Asclepius is used to add metadata AVUs to iRODS objects. It applies different metadata based on file name pattern matching, and can [IN PROGRESS] dynamically extract metadata from some files (like CRAM and VCF).
pyyaml
python-irodsclient
main.py [--config path] [--including_collections] [--overwrite] root_collection
root_collection
is an iRODS path. Every child data object of the collection will have metadata added to it as appropriate.
If --overwrite
is used, AVUs with clashing attribute names will be overwritten instead of being skipped.
--include_collections
will apply metadata to collection objects as well as data objects.
--config path
is the path to a metadata configuration file.
The metadata Asclepius will add to objects is defined in a YAML configuration file using the following syntax.
"[pattern]":
- attribute: [string]
value: [string]
unit: [string]
- infer: ['variant','sequence']
mapping:
[string]: [string]
[pattern]
can either be a bash-style glob string (ie, *.txt
) or a regular expression. A pattern is treated as a regular expression when it is surrounded by forward slashes (ie, /.*\.(b|cr)am$/
).
The unit
field is optional.
The infer
field is used to automatically extract metadata from variant and sequence file headers. The mapping
list is used to map entries in the header to strings AVU attribute strings. The left string is the attribute name added to the iRODS object. The right string is used to refer to a field in the desired file's header.

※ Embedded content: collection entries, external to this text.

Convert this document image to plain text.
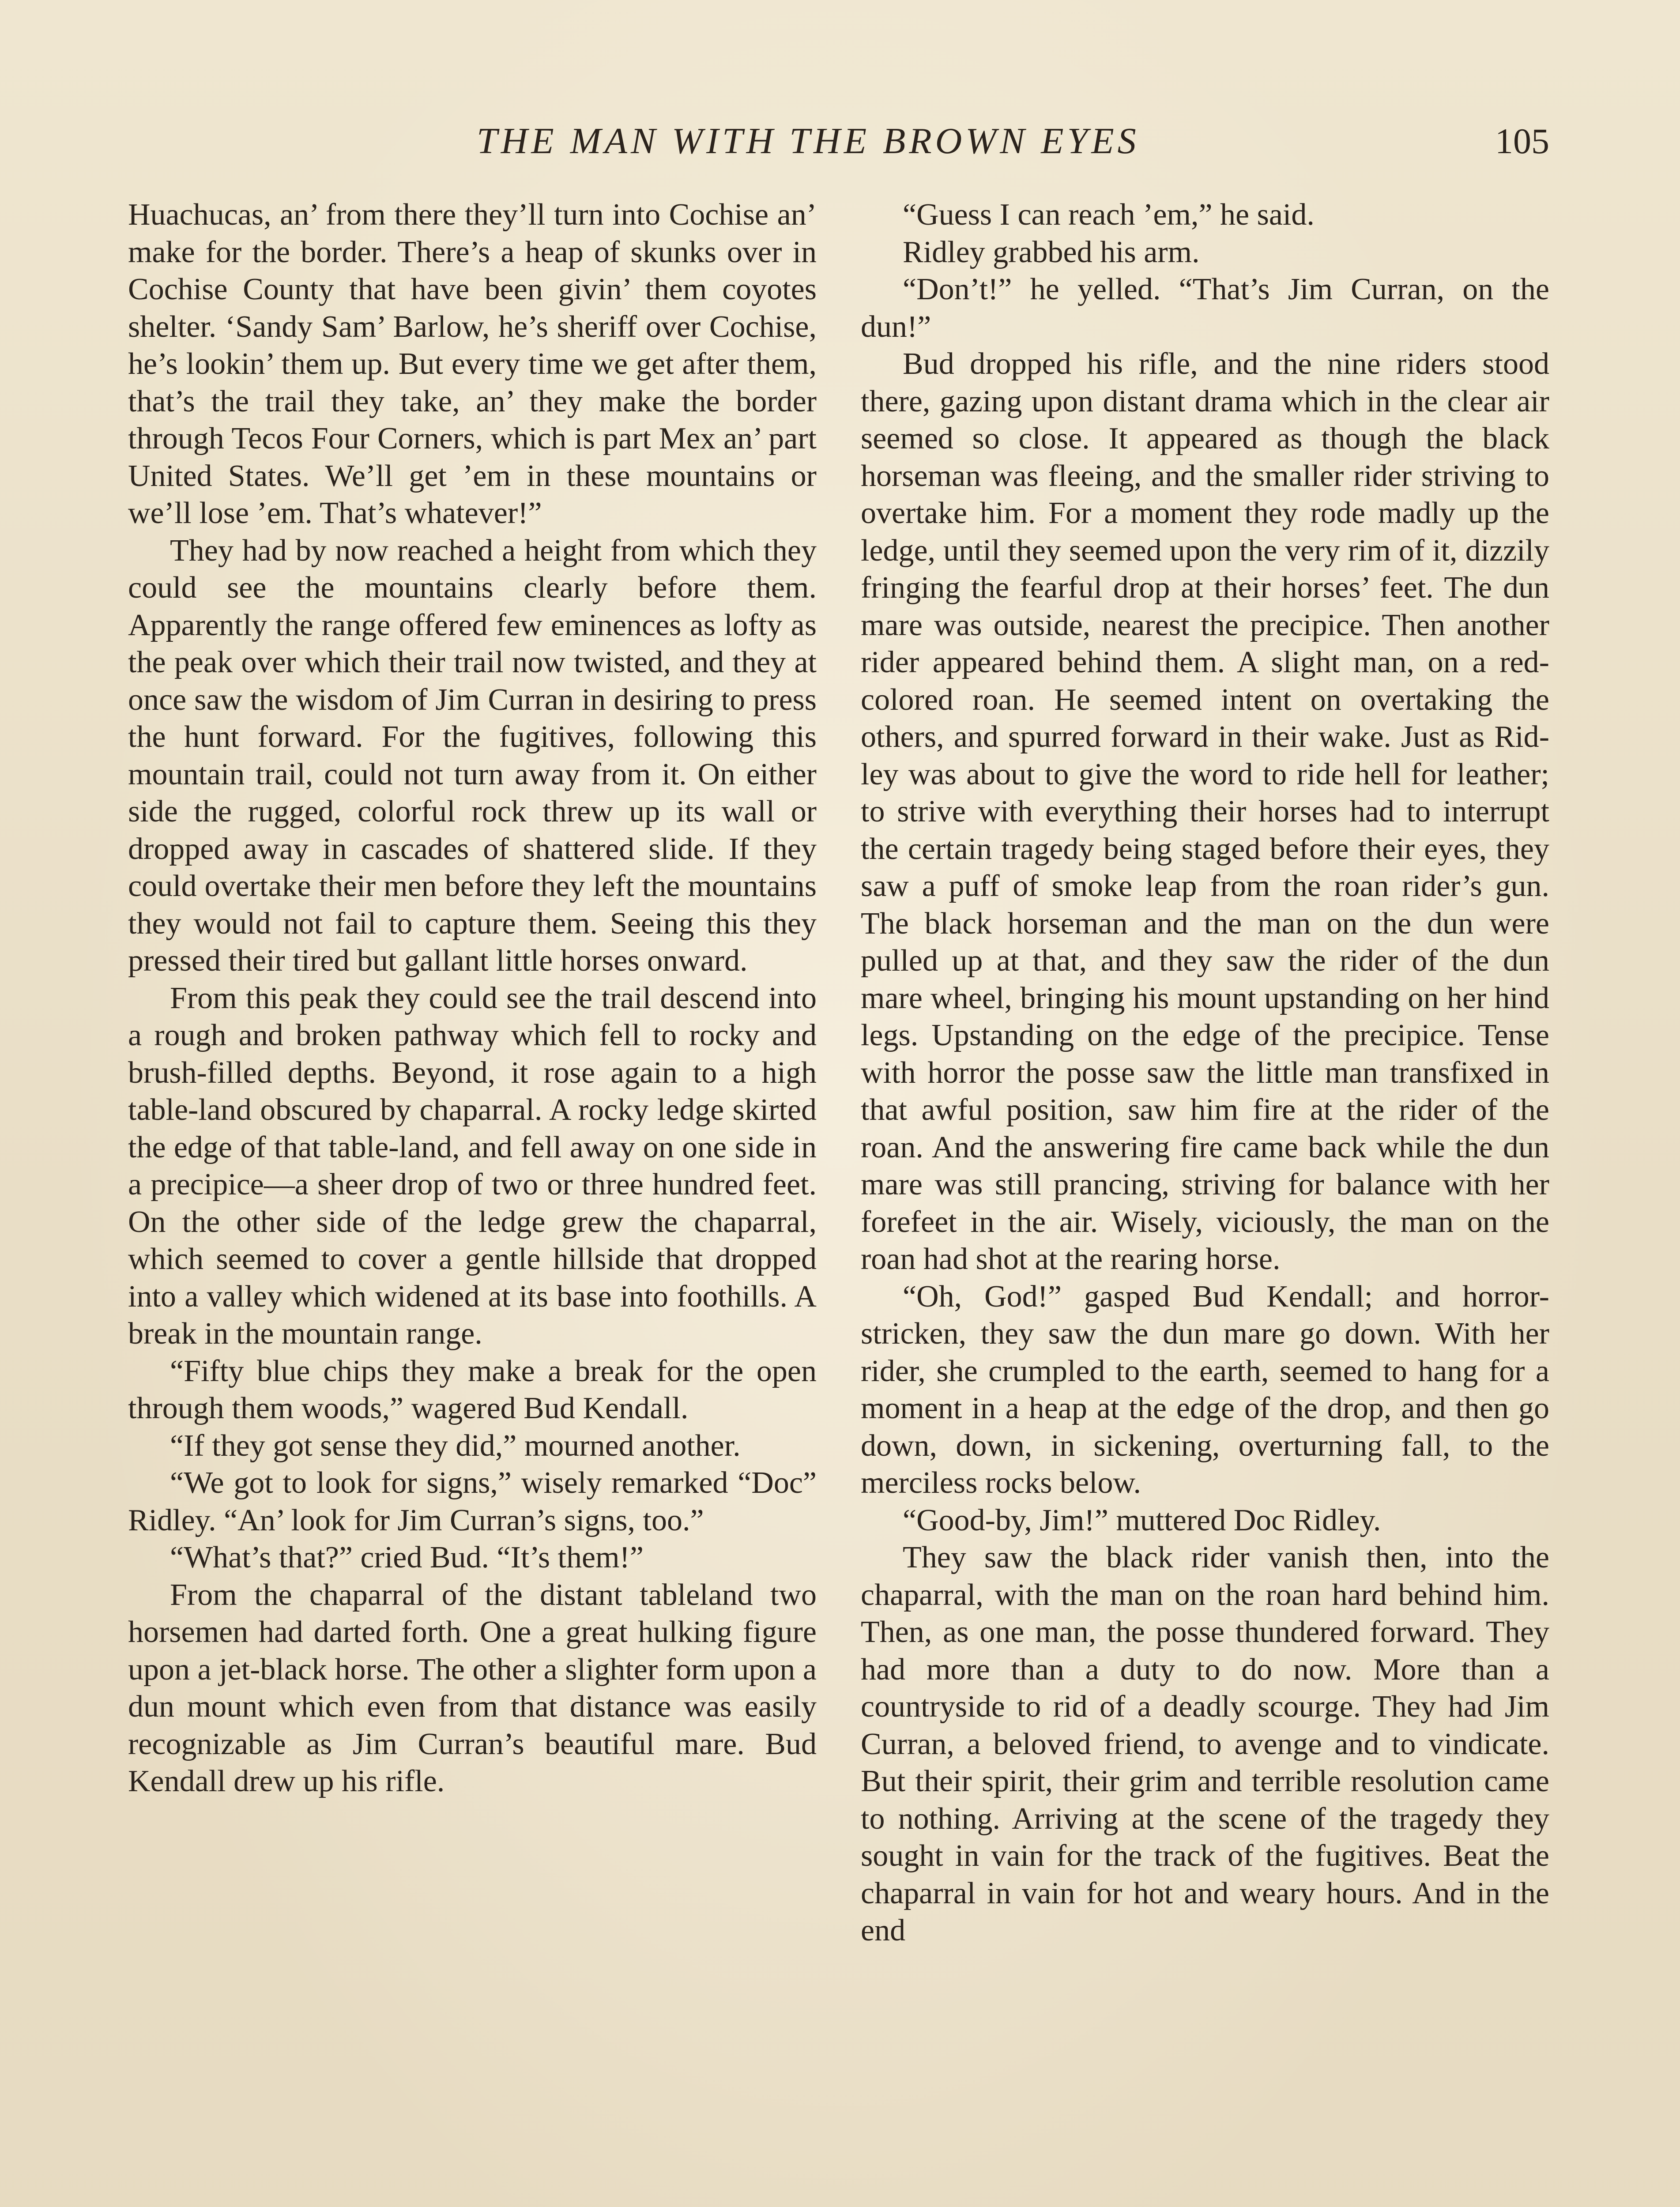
THE MAN WITH THE BROWN EYES	105

Huachucas, an’ from there they’ll turn into Cochise an’ make for the border. There’s a heap of skunks over in Cochise County that have been givin’ them coyotes shelter. ‘Sandy Sam’ Barlow, he’s sheriff over Cochise, he’s lookin’ them up. But every time we get after them, that’s the trail they take, an’ they make the border through Tecos Four Corners, which is part Mex an’ part United States. We’ll get ’em in these mountains or we’ll lose ’em. That’s whatever!”

They had by now reached a height from which they could see the mountains clearly before them. Apparently the range offered few eminences as lofty as the peak over which their trail now twisted, and they at once saw the wisdom of Jim Curran in desiring to press the hunt forward. For the fugitives, following this mountain trail, could not turn away from it. On either side the rugged, colorful rock threw up its wall or dropped away in cascades of shattered slide. If they could overtake their men before they left the mountains they would not fail to capture them. Seeing this they pressed their tired but gallant little horses onward.

From this peak they could see the trail descend into a rough and broken pathway which fell to rocky and brush-filled depths. Beyond, it rose again to a high table-land obscured by chaparral. A rocky ledge skirted the edge of that table-land, and fell away on one side in a precipice—a sheer drop of two or three hundred feet. On the other side of the ledge grew the chaparral, which seemed to cover a gentle hillside that dropped into a valley which widened at its base into foothills. A break in the mountain range.

“Fifty blue chips they make a break for the open through them woods,” wagered Bud Kendall.

“If they got sense they did,” mourned another.

“We got to look for signs,” wisely remarked “Doc” Ridley. “An’ look for Jim Curran’s signs, too.”

“What’s that?” cried Bud. “It’s them!”

From the chaparral of the distant tableland two horsemen had darted forth. One a great hulking figure upon a jet-black horse. The other a slighter form upon a dun mount which even from that distance was easily recognizable as Jim Curran’s beautiful mare. Bud Kendall drew up his rifle.

“Guess I can reach ’em,” he said.

Ridley grabbed his arm.

“Don’t!” he yelled. “That’s Jim Curran, on the dun!”

Bud dropped his rifle, and the nine riders stood there, gazing upon distant drama which in the clear air seemed so close. It appeared as though the black horseman was fleeing, and the smaller rider striving to overtake him. For a moment they rode madly up the ledge, until they seemed upon the very rim of it, dizzily fringing the fearful drop at their horses’ feet. The dun mare was outside, nearest the precipice. Then another rider appeared behind them. A slight man, on a red-colored roan. He seemed intent on overtaking the others, and spurred forward in their wake. Just as Ridley was about to give the word to ride hell for leather; to strive with everything their horses had to interrupt the certain tragedy being staged before their eyes, they saw a puff of smoke leap from the roan rider’s gun. The black horseman and the man on the dun were pulled up at that, and they saw the rider of the dun mare wheel, bringing his mount upstanding on her hind legs. Upstanding on the edge of the precipice. Tense with horror the posse saw the little man transfixed in that awful position, saw him fire at the rider of the roan. And the answering fire came back while the dun mare was still prancing, striving for balance with her forefeet in the air. Wisely, viciously, the man on the roan had shot at the rearing horse.

“Oh, God!” gasped Bud Kendall; and horror-stricken, they saw the dun mare go down. With her rider, she crumpled to the earth, seemed to hang for a moment in a heap at the edge of the drop, and then go down, down, in sickening, overturning fall, to the merciless rocks below.

“Good-by, Jim!” muttered Doc Ridley.

They saw the black rider vanish then, into the chaparral, with the man on the roan hard behind him. Then, as one man, the posse thundered forward. They had more than a duty to do now. More than a countryside to rid of a deadly scourge. They had Jim Curran, a beloved friend, to avenge and to vindicate. But their spirit, their grim and terrible resolution came to nothing. Arriving at the scene of the tragedy they sought in vain for the track of the fugitives. Beat the chaparral in vain for hot and weary hours. And in the end
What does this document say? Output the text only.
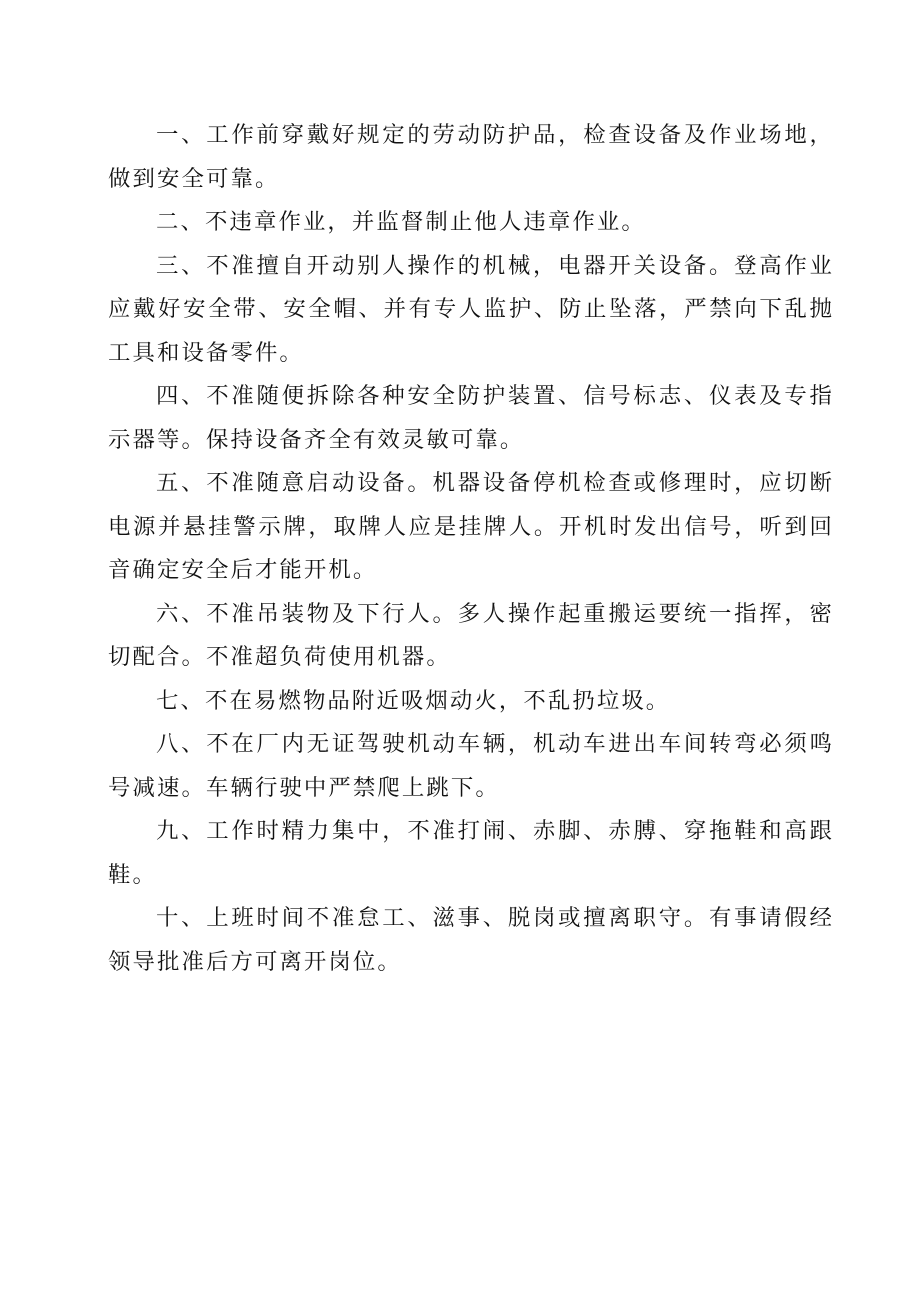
一、工作前穿戴好规定的劳动防护品，检查设备及作业场地，做到安全可靠。

二、不违章作业，并监督制止他人违章作业。

三、不准擅自开动别人操作的机械，电器开关设备。登高作业应戴好安全带、安全帽、并有专人监护、防止坠落，严禁向下乱抛工具和设备零件。

四、不准随便拆除各种安全防护装置、信号标志、仪表及专指示器等。保持设备齐全有效灵敏可靠。

五、不准随意启动设备。机器设备停机检查或修理时，应切断电源并悬挂警示牌，取牌人应是挂牌人。开机时发出信号，听到回音确定安全后才能开机。

六、不准吊装物及下行人。多人操作起重搬运要统一指挥，密切配合。不准超负荷使用机器。

七、不在易燃物品附近吸烟动火，不乱扔垃圾。

八、不在厂内无证驾驶机动车辆，机动车进出车间转弯必须鸣号减速。车辆行驶中严禁爬上跳下。

九、工作时精力集中，不准打闹、赤脚、赤膊、穿拖鞋和高跟鞋。

十、上班时间不准怠工、滋事、脱岗或擅离职守。有事请假经领导批准后方可离开岗位。
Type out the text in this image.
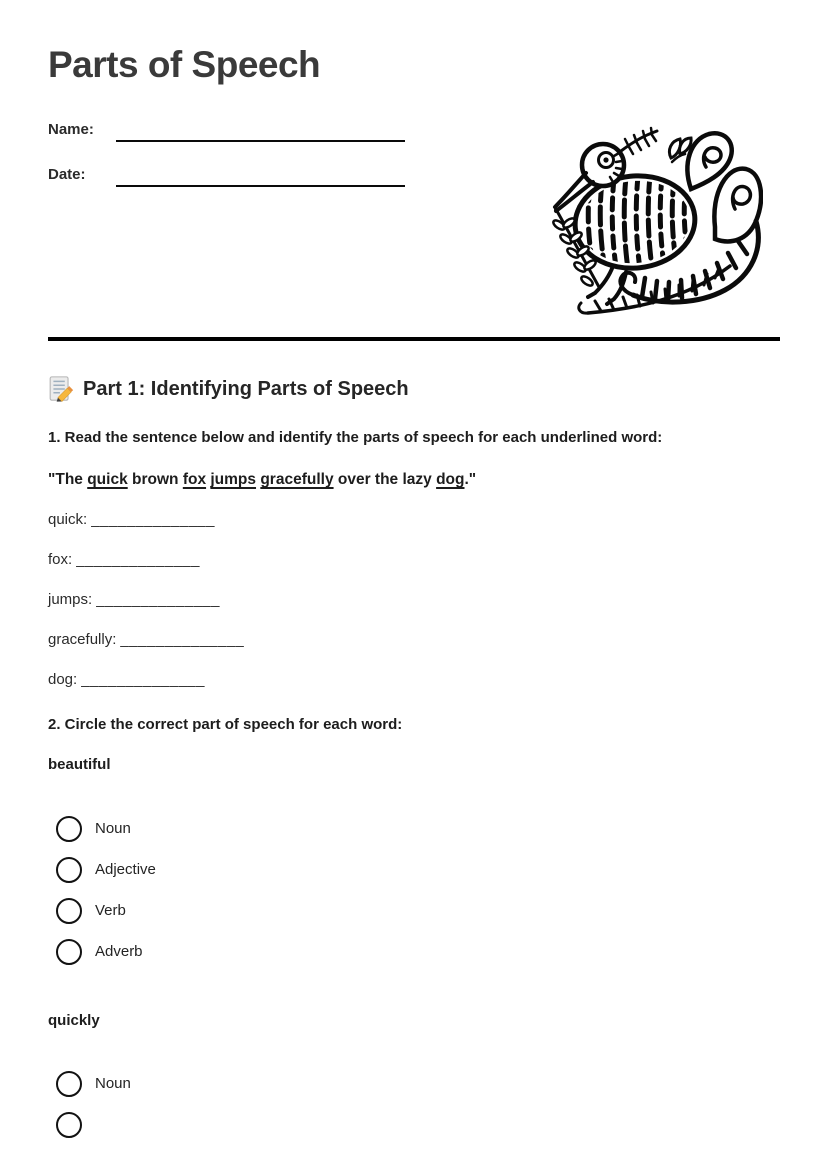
Parts of Speech
Name:
Date:
Part 1: Identifying Parts of Speech

1. Read the sentence below and identify the parts of speech for each underlined word:

"The quick brown fox jumps gracefully over the lazy dog."

quick: ______________

fox: ______________

jumps: ______________

gracefully: ______________

dog: ______________

2. Circle the correct part of speech for each word:

beautiful

Noun
Adjective
Verb
Adverb

quickly

Noun
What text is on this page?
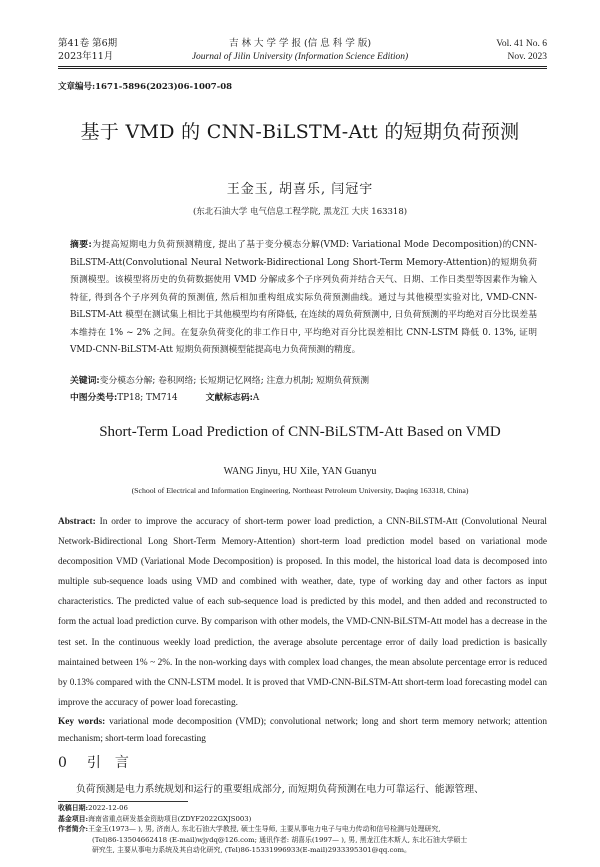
第41卷 第6期
2023年11月
吉 林 大 学 学 报 (信 息 科 学 版)
Journal of Jilin University (Information Science Edition)
Vol. 41 No. 6
Nov. 2023
文章编号:1671-5896(2023)06-1007-08
基于 VMD 的 CNN-BiLSTM-Att 的短期负荷预测
王金玉, 胡喜乐, 闫冠宇
(东北石油大学 电气信息工程学院, 黑龙江 大庆 163318)
摘要:为提高短期电力负荷预测精度, 提出了基于变分模态分解(VMD: Variational Mode Decomposition)的CNN-BiLSTM-Att(Convolutional Neural Network-Bidirectional Long Short-Term Memory-Attention)的短期负荷预测模型。该模型将历史的负荷数据使用 VMD 分解成多个子序列负荷并结合天气、日期、工作日类型等因素作为输入特征, 得到各个子序列负荷的预测值, 然后相加重构组成实际负荷预测曲线。通过与其他模型实验对比, VMD-CNN-BiLSTM-Att 模型在测试集上相比于其他模型均有所降低, 在连续的周负荷预测中, 日负荷预测的平均绝对百分比误差基本维持在 1% ~ 2% 之间。在复杂负荷变化的非工作日中, 平均绝对百分比误差相比 CNN-LSTM 降低 0. 13%, 证明 VMD-CNN-BiLSTM-Att 短期负荷预测模型能提高电力负荷预测的精度。
关键词:变分模态分解; 卷积网络; 长短期记忆网络; 注意力机制; 短期负荷预测
中图分类号:TP18; TM714	文献标志码:A
Short-Term Load Prediction of CNN-BiLSTM-Att Based on VMD
WANG Jinyu, HU Xile, YAN Guanyu
(School of Electrical and Information Engineering, Northeast Petroleum University, Daqing 163318, China)
Abstract: In order to improve the accuracy of short-term power load prediction, a CNN-BiLSTM-Att (Convolutional Neural Network-Bidirectional Long Short-Term Memory-Attention) short-term load prediction model based on variational mode decomposition VMD (Variational Mode Decomposition) is proposed. In this model, the historical load data is decomposed into multiple sub-sequence loads using VMD and combined with weather, date, type of working day and other factors as input characteristics. The predicted value of each sub-sequence load is predicted by this model, and then added and reconstructed to form the actual load prediction curve. By comparison with other models, the VMD-CNN-BiLSTM-Att model has a decrease in the test set. In the continuous weekly load prediction, the average absolute percentage error of daily load prediction is basically maintained between 1% ~ 2%. In the non-working days with complex load changes, the mean absolute percentage error is reduced by 0.13% compared with the CNN-LSTM model. It is proved that VMD-CNN-BiLSTM-Att short-term load forecasting model can improve the accuracy of power load forecasting.
Key words: variational mode decomposition (VMD); convolutional network; long and short term memory network; attention mechanism; short-term load forecasting
0 引　言
负荷预测是电力系统规划和运行的重要组成部分, 而短期负荷预测在电力可靠运行、能源管理、
收稿日期:2022-12-06
基金项目:海南省重点研发基金资助项目(ZDYF2022GXJS003)
作者简介:王金玉(1973— ), 男, 济南人, 东北石油大学教授, 硕士生导师, 主要从事电力电子与电力传动和信号检测与处理研究,
(Tel)86-13504662418 (E-mail)wjydq@126.com; 通讯作者: 胡喜乐(1997— ), 男, 黑龙江佳木斯人, 东北石油大学硕士
研究生, 主要从事电力系统及其自动化研究, (Tel)86-15331996933(E-mail)2933395301@qq.com。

For example, let's say you have a VCF file with the following lines in the header:
##fileformat=VCFv4.2
##FORMAT=<ID=AB, Number=1, Type=Integer, Description="Something or other">
##FORMAT=<ID=YZ, Number=2, Type=Integer, Description="Something else">
To add AVUS (FORMAT=AB, ID=AB; Number=1; Type=Integer; Description="Something or other")
and (fileformat, VCFv4.2)
to files ending in 0.vcf
, your configuration would be:
"*0.vcf":
- infer: variant
mapping:
"FORMAT=AB": FORMAT.AB
"fileformat": fileformat
To run the included tests just run python3 -m unittest
in the root directory of the project.